引きずるタイプの方は、長時間にわたって感覚を研ぎ澄ませるのが素晴らしいなと思いますが、私のようにスパッと切り替えるのも全然間違っていないと思います。役柄への向き合い方は人それぞれですが、私の場合は心の整理をして切り替えていくのが合っています」
そのスタンスは20年近い芸能生活で見つけた自分なりのやりやすさ。長いキャリアの中で、仕事をする上で大切にしていることについても聞いた。
「何事も『やるなら楽しく』です。もちろんゲラゲラ笑ってにぎやかに楽しい撮影ばかりではないし、不規則な仕事ですからきついと思う瞬間のほうがたぶん多いんです。でも、それすらも楽しむようにしています。俳優たちがせっかく集まって2、3カ月もご一緒するからこそ、そのチームが仲良くなれたら一番ですし、みんなで一致団結していいものを作ろうと同じ方向を目指せたらいいなと思っています」
バラエティー番組などで映画やドラマの共演者と出演すると、盛り上げ役を買って出る場面も目にする。自身の中でどういう立ち位置なのかこだわりはあるのか聞くと、「作品にもよりますが、最初だけ一生懸命しゃべって、みんなが仲良くなったら『よし』ってちょっと引いて、ちょっと自分のことに集中する」と周りを楽しませるためのこだわりをのぞかせた。
「俳優同士は初めましてでも、作品の中の登場人物としてはそうではないこともあるから、その空気感は本当に大事にしたくて、どれだけ早くその距離を役として縮められるかというところは、最初の頃は現場で特に意識しています」
◇「ちゃんと食べて寝る」 規則正しい生活でリフレッシュ
「楽しいだけじゃなく、きついこともある」という俳優の仕事だが、「きついなと思っても、落ち込む暇がないぐらい大変で、目の前のことで必死なので、のちのち思い出したら『あれきつかったよな』って思うこともあるくらい」と笑う。そんな時のリフレッシュ方法は「規則正しい生活」だという。
「あえて何かをするっていうよりは、ゆっくり湯船につかるとか、しっかり保湿して、バランスのいいご飯を食べて早めに寝る。それがたぶん、次の日の自分の活力にもなるのであえて特別なことはしません。結局“ちゃんと食べて寝る”という人間の基本が、一番疲れが取れると思うんです。

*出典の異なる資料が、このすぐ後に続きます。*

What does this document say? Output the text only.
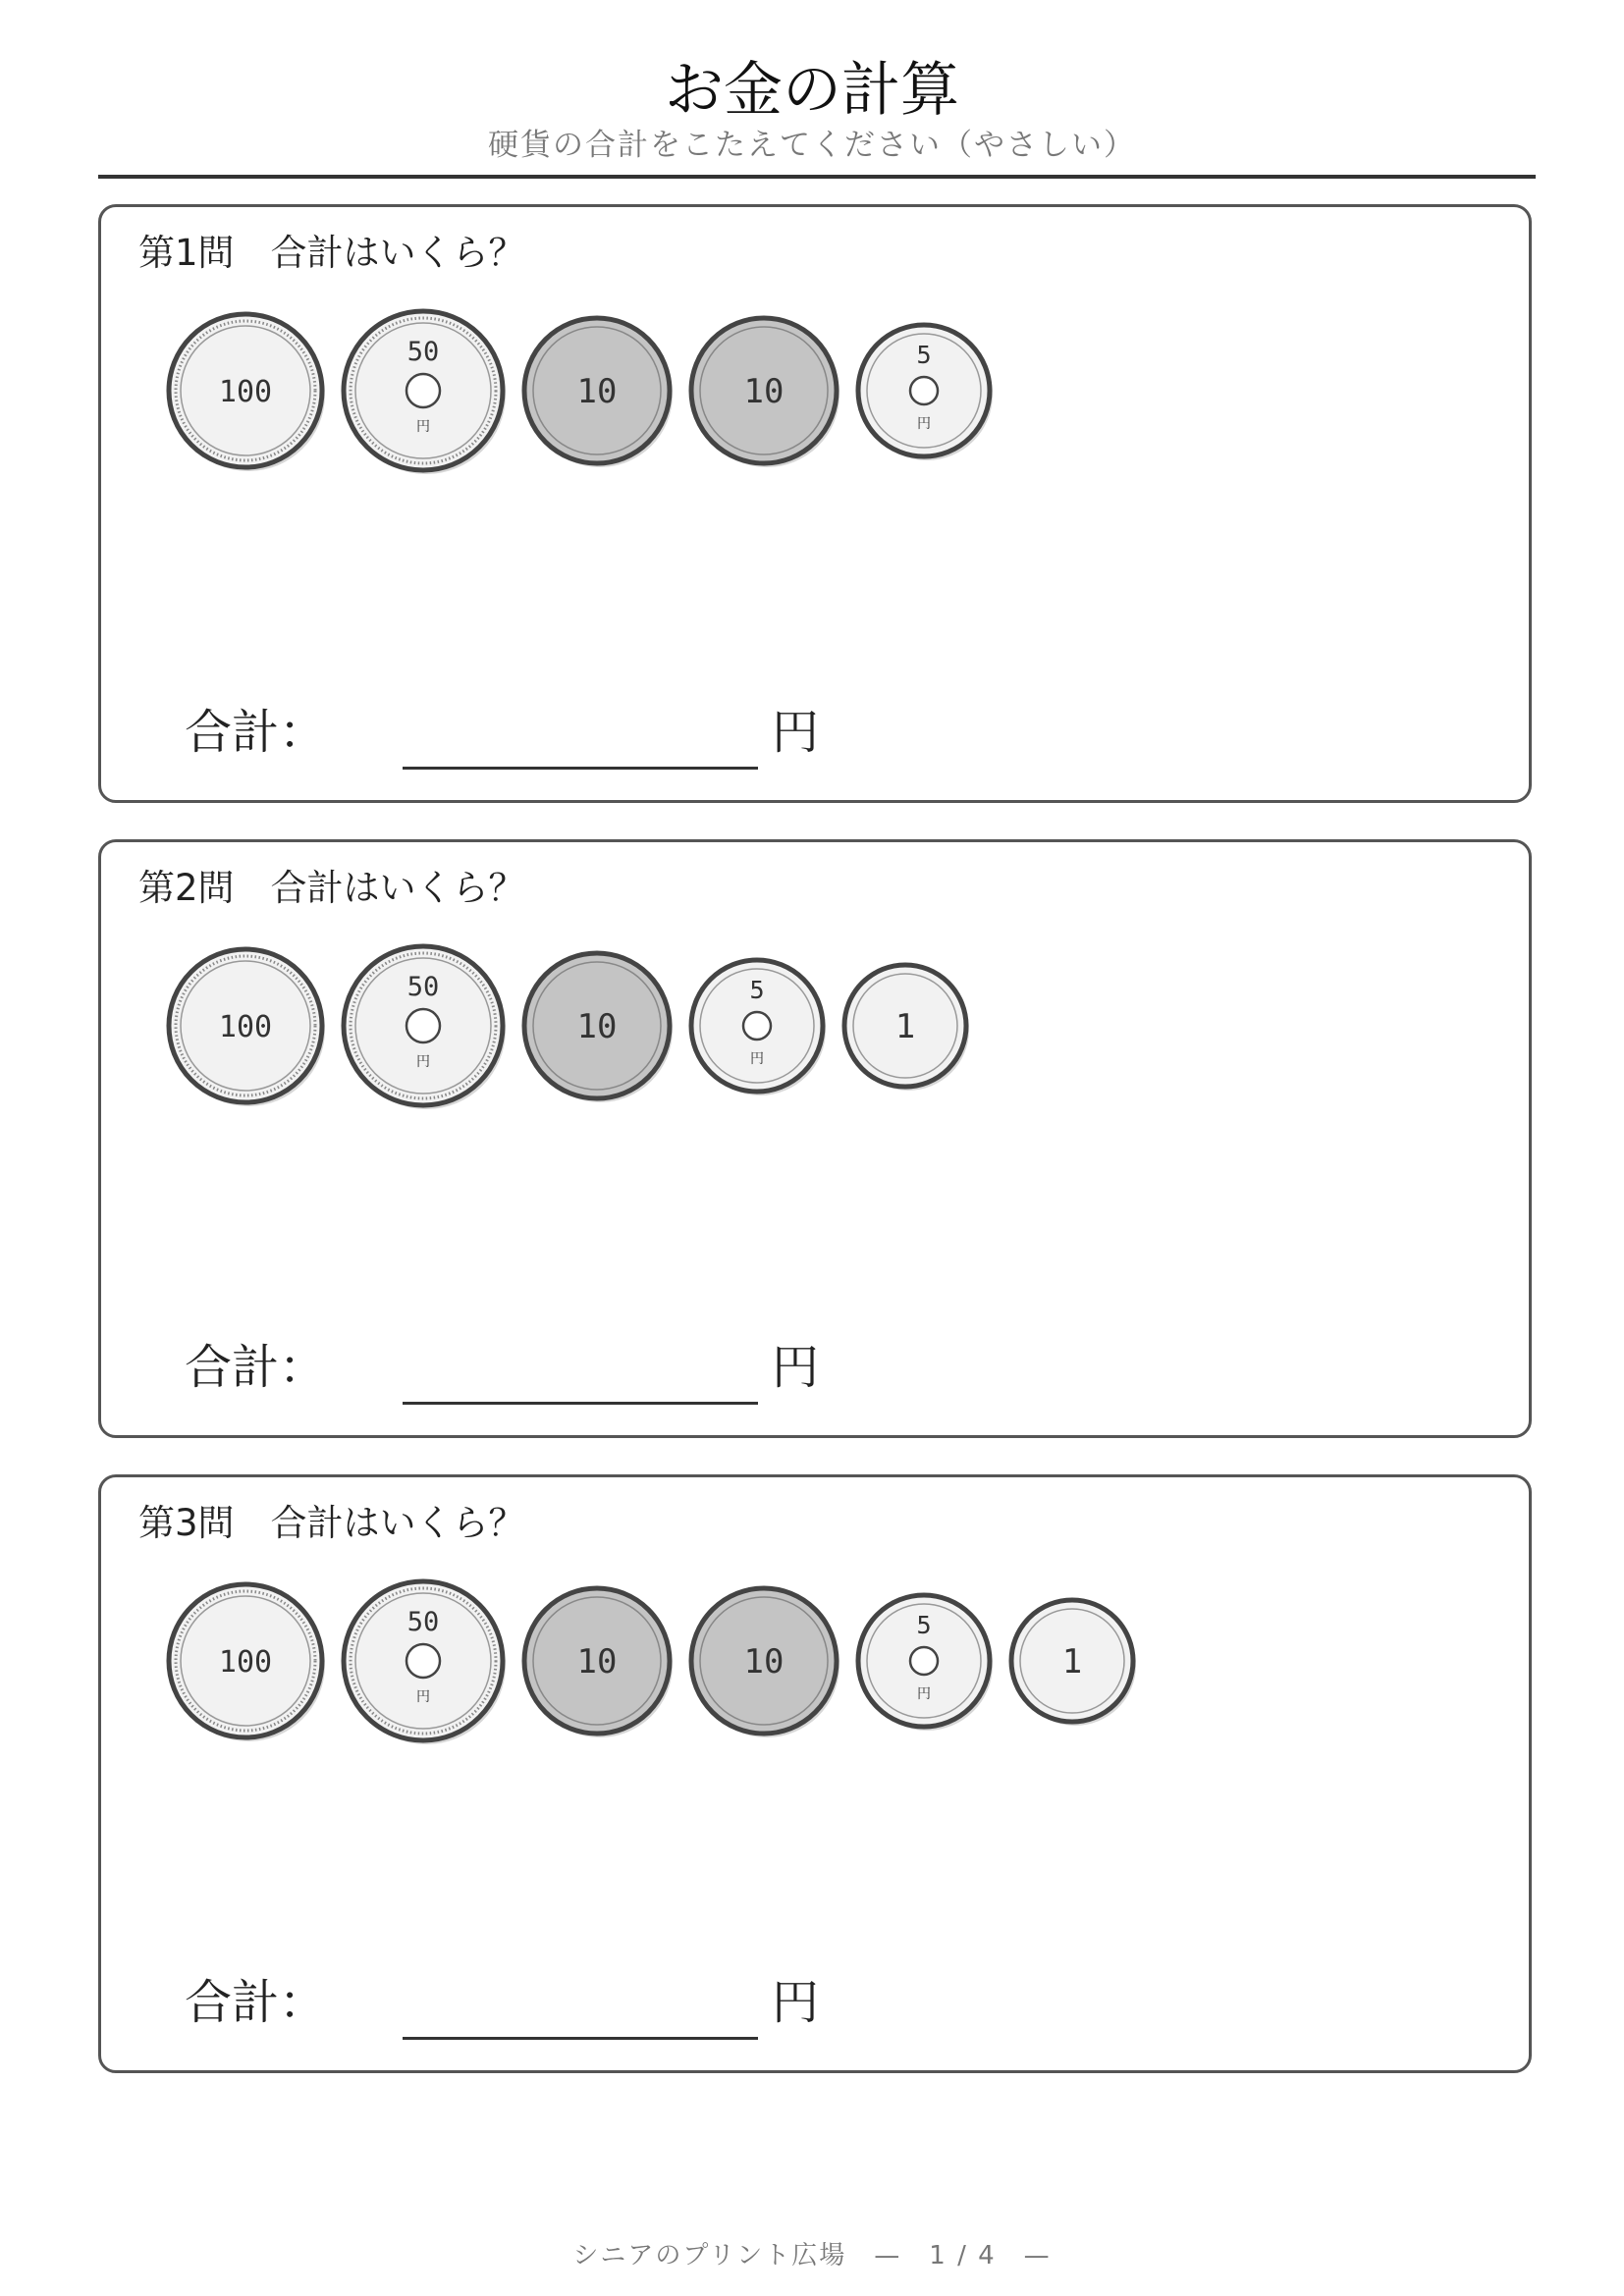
お金の計算
硬貨の合計をこたえてください（やさしい）
第1問　合計はいくら？
100
50
円
10	10
5
円
合計：	円
第2問　合計はいくら？
100
50
円
10
5
円
1
合計：	円
第3問　合計はいくら？
100
50
円
10	10
5
円
1
合計：	円
シニアのプリント広場　—　1 / 4　—
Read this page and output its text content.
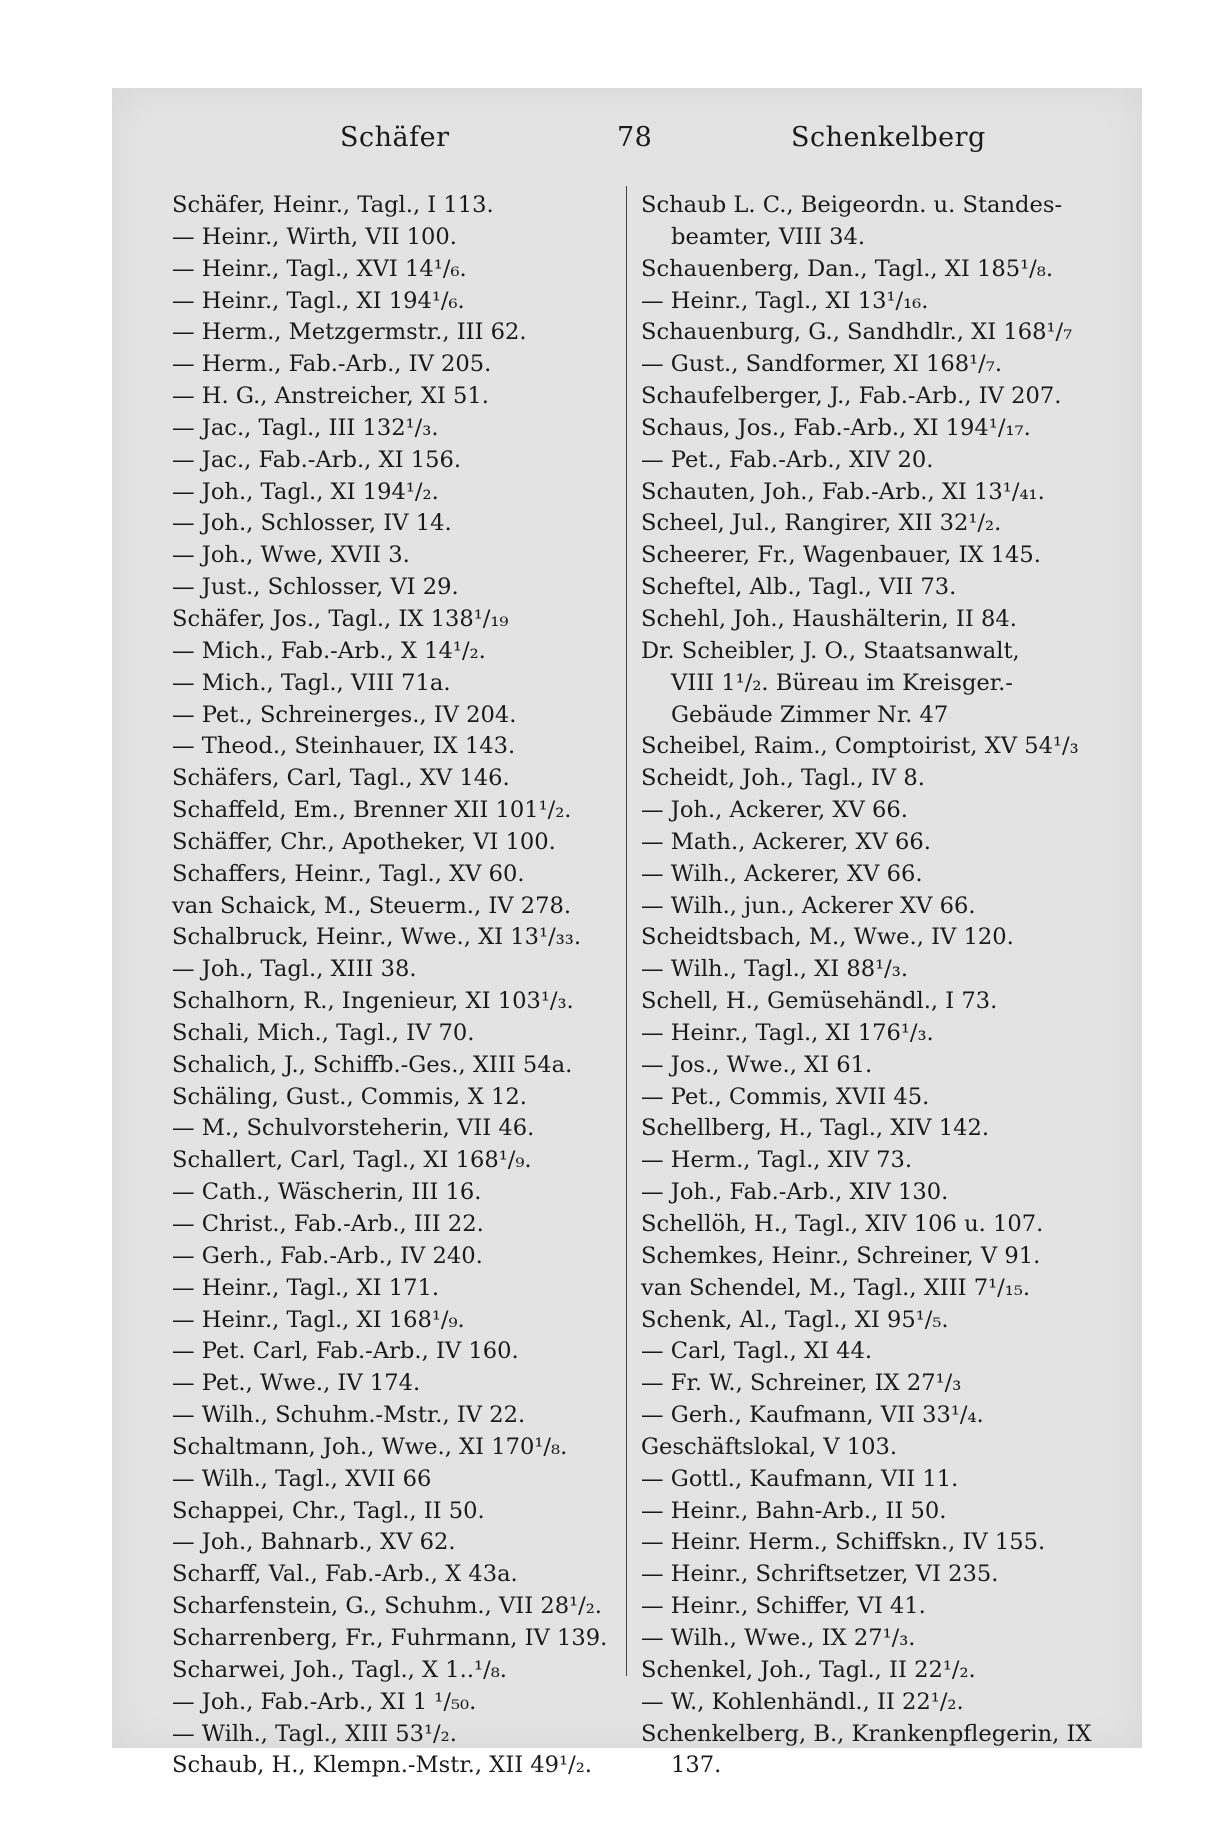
Schäfer	78	Schenkelberg
Schäfer, Heinr., Tagl., I 113.
— Heinr., Wirth, VII 100.
— Heinr., Tagl., XVI 14¹/₆.
— Heinr., Tagl., XI 194¹/₆.
— Herm., Metzgermstr., III 62.
— Herm., Fab.-Arb., IV 205.
— H. G., Anstreicher, XI 51.
— Jac., Tagl., III 132¹/₃.
— Jac., Fab.-Arb., XI 156.
— Joh., Tagl., XI 194¹/₂.
— Joh., Schlosser, IV 14.
— Joh., Wwe, XVII 3.
— Just., Schlosser, VI 29.
Schäfer, Jos., Tagl., IX 138¹/₁₉
— Mich., Fab.-Arb., X 14¹/₂.
— Mich., Tagl., VIII 71a.
— Pet., Schreinerges., IV 204.
— Theod., Steinhauer, IX 143.
Schäfers, Carl, Tagl., XV 146.
Schaffeld, Em., Brenner XII 101¹/₂.
Schäffer, Chr., Apotheker, VI 100.
Schaffers, Heinr., Tagl., XV 60.
van Schaick, M., Steuerm., IV 278.
Schalbruck, Heinr., Wwe., XI 13¹/₃₃.
— Joh., Tagl., XIII 38.
Schalhorn, R., Ingenieur, XI 103¹/₃.
Schali, Mich., Tagl., IV 70.
Schalich, J., Schiffb.-Ges., XIII 54a.
Schäling, Gust., Commis, X 12.
— M., Schulvorsteherin, VII 46.
Schallert, Carl, Tagl., XI 168¹/₉.
— Cath., Wäscherin, III 16.
— Christ., Fab.-Arb., III 22.
— Gerh., Fab.-Arb., IV 240.
— Heinr., Tagl., XI 171.
— Heinr., Tagl., XI 168¹/₉.
— Pet. Carl, Fab.-Arb., IV 160.
— Pet., Wwe., IV 174.
— Wilh., Schuhm.-Mstr., IV 22.
Schaltmann, Joh., Wwe., XI 170¹/₈.
— Wilh., Tagl., XVII 66
Schappei, Chr., Tagl., II 50.
— Joh., Bahnarb., XV 62.
Scharff, Val., Fab.-Arb., X 43a.
Scharfenstein, G., Schuhm., VII 28¹/₂.
Scharrenberg, Fr., Fuhrmann, IV 139.
Scharwei, Joh., Tagl., X 1..¹/₈.
— Joh., Fab.-Arb., XI 1 ¹/₅₀.
— Wilh., Tagl., XIII 53¹/₂.
Schaub, H., Klempn.-Mstr., XII 49¹/₂.
Schaub L. C., Beigeordn. u. Standes-
beamter, VIII 34.
Schauenberg, Dan., Tagl., XI 185¹/₈.
— Heinr., Tagl., XI 13¹/₁₆.
Schauenburg, G., Sandhdlr., XI 168¹/₇
— Gust., Sandformer, XI 168¹/₇.
Schaufelberger, J., Fab.-Arb., IV 207.
Schaus, Jos., Fab.-Arb., XI 194¹/₁₇.
— Pet., Fab.-Arb., XIV 20.
Schauten, Joh., Fab.-Arb., XI 13¹/₄₁.
Scheel, Jul., Rangirer, XII 32¹/₂.
Scheerer, Fr., Wagenbauer, IX 145.
Scheftel, Alb., Tagl., VII 73.
Schehl, Joh., Haushälterin, II 84.
Dr. Scheibler, J. O., Staatsanwalt,
VIII 1¹/₂. Büreau im Kreisger.-
Gebäude Zimmer Nr. 47
Scheibel, Raim., Comptoirist, XV 54¹/₃
Scheidt, Joh., Tagl., IV 8.
— Joh., Ackerer, XV 66.
— Math., Ackerer, XV 66.
— Wilh., Ackerer, XV 66.
— Wilh., jun., Ackerer XV 66.
Scheidtsbach, M., Wwe., IV 120.
— Wilh., Tagl., XI 88¹/₃.
Schell, H., Gemüsehändl., I 73.
— Heinr., Tagl., XI 176¹/₃.
— Jos., Wwe., XI 61.
— Pet., Commis, XVII 45.
Schellberg, H., Tagl., XIV 142.
— Herm., Tagl., XIV 73.
— Joh., Fab.-Arb., XIV 130.
Schellöh, H., Tagl., XIV 106 u. 107.
Schemkes, Heinr., Schreiner, V 91.
van Schendel, M., Tagl., XIII 7¹/₁₅.
Schenk, Al., Tagl., XI 95¹/₅.
— Carl, Tagl., XI 44.
— Fr. W., Schreiner, IX 27¹/₃
— Gerh., Kaufmann, VII 33¹/₄.
Geschäftslokal, V 103.
— Gottl., Kaufmann, VII 11.
— Heinr., Bahn-Arb., II 50.
— Heinr. Herm., Schiffskn., IV 155.
— Heinr., Schriftsetzer, VI 235.
— Heinr., Schiffer, VI 41.
— Wilh., Wwe., IX 27¹/₃.
Schenkel, Joh., Tagl., II 22¹/₂.
— W., Kohlenhändl., II 22¹/₂.
Schenkelberg, B., Krankenpflegerin, IX
137.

だから大変な時ほど、自炊する機会が増えますし、せめて体に優しいものや、自分をいたわれるようなものを食べたいな、と。20代は美容とか痩せたいとか、そういうことに意識が向いていましたが、最近は健康でありたいなと強く思います」
<プロフィル>
ひろせ・ありす 1994年12月11日生まれ、静岡県出身。2008年、俳優として活動をスタート。2009年、「ミスセブンティーン2009」に選ばれ、雑誌「Seventeen」(集英社)の専属モデルを務めた。連続ドラマ「明日の光をつかめ」(2010年、フジテレビ系)、映画「銀の匙 Silver Spoon」(2007年)、ドラマ「探偵が早すぎる」(2018年、日本テレビ系)、映画「地獄の花園」(2021年)、NHK大河ドラマ「どうする家康」(2023年)、連続ドラマ「なんで私が神説教」(日本テレビ系、2025年)などに出演。